The UN Convention on the Rights of the Child (CRC) recognizes that all children up to 18 years of age are entitled to inalienable rights, including the right to healthy food and adequate nutrition, the right to non-discrimination, and the right to have their best interests considered in all matters that affect them. 1
And yet, the world is failing in its duties to protect these human rights. Children at home and around the globe are hungry.
Child hunger is an especially critical problem within the broader issue of global hunger because of how children are impacted by malnutrition. Children — particularly those under the age of five — have unique nutritional needs to ensure their healthy development. Malnutrition in these crucial developmental years can irreparably harm a child’s future, causing permanent damage to their cognitive development, physical growth and health, and endangering their very survival. Chronically malnourished children risk facing lives marked by illness, compromised learning, and poverty, with consequences that extend across generations.

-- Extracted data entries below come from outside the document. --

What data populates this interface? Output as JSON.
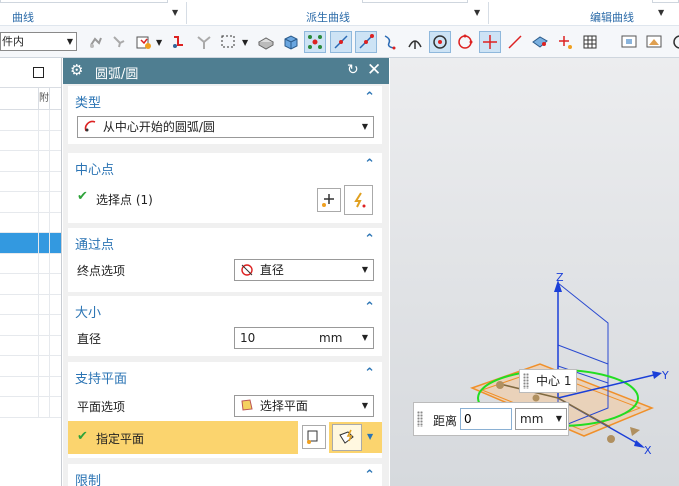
{
  "ribbon": {
    "groups": [
      {
        "label": "曲线"
      },
      {
        "label": "派生曲线"
      },
      {
        "label": "编辑曲线"
      }
    ]
  },
  "toolbar": {
    "filter_value": "件内",
    "icons": [
      "snap-lock-icon",
      "snap-pin-icon",
      "filter-frame-icon",
      "rotate-point-icon",
      "snap-vertex-icon",
      "box-select-icon",
      "solid-body-icon",
      "cube-icon",
      "end-point-icon",
      "mid-point-icon",
      "control-point-icon",
      "tangent-curve-icon",
      "perpendicular-icon",
      "arc-center-icon",
      "quadrant-point-icon",
      "intersection-point-icon",
      "existing-point-icon",
      "face-point-icon",
      "point-on-curve-icon",
      "grid-icon",
      "view-fit-icon",
      "render-style-icon",
      "orient-icon"
    ]
  },
  "navigator": {
    "column_header": "附",
    "rows": 15,
    "selected_row": 6
  },
  "dialog": {
    "title": "圆弧/圆",
    "reset_icon": "reset-icon",
    "close_icon": "close-icon",
    "type": {
      "title": "类型",
      "value": "从中心开始的圆弧/圆"
    },
    "center": {
      "title": "中心点",
      "select_label": "选择点 (1)"
    },
    "through": {
      "title": "通过点",
      "end_option_label": "终点选项",
      "end_option_value": "直径"
    },
    "size": {
      "title": "大小",
      "diameter_label": "直径",
      "diameter_value": "10",
      "diameter_unit": "mm"
    },
    "support_plane": {
      "title": "支持平面",
      "plane_option_label": "平面选项",
      "plane_option_value": "选择平面",
      "specify_label": "指定平面"
    },
    "limits": {
      "title": "限制"
    }
  },
  "viewport": {
    "center_label": "中心 1",
    "distance_label": "距离",
    "distance_value": "0",
    "distance_unit": "mm",
    "axis_labels": {
      "x": "X",
      "y": "Y",
      "z": "Z"
    }
  },
  "colors": {
    "dialog_title_bg": "#4f7e91",
    "group_title": "#2b74b4",
    "highlight": "#fbd46e",
    "selection": "#3399e0"
  }
}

According to UNICEF, more than a quarter of the world’s children under 5 are living in severe food poverty, and fully two-thirds of the world’s youngest children are not getting all the essential nutrients they need to grow and to thrive. 2 Globally, when a child dies, half the time the underlying cause is malnutrition. 3
In 2024/2025 GRAN focused on child hunger as part of our continued advocacy on the Right to Food. We dedicated our efforts to raising public awareness, speaking to our MPs about the issue, and urging increased investment by Canada in maternal and child nutrition in the Global South.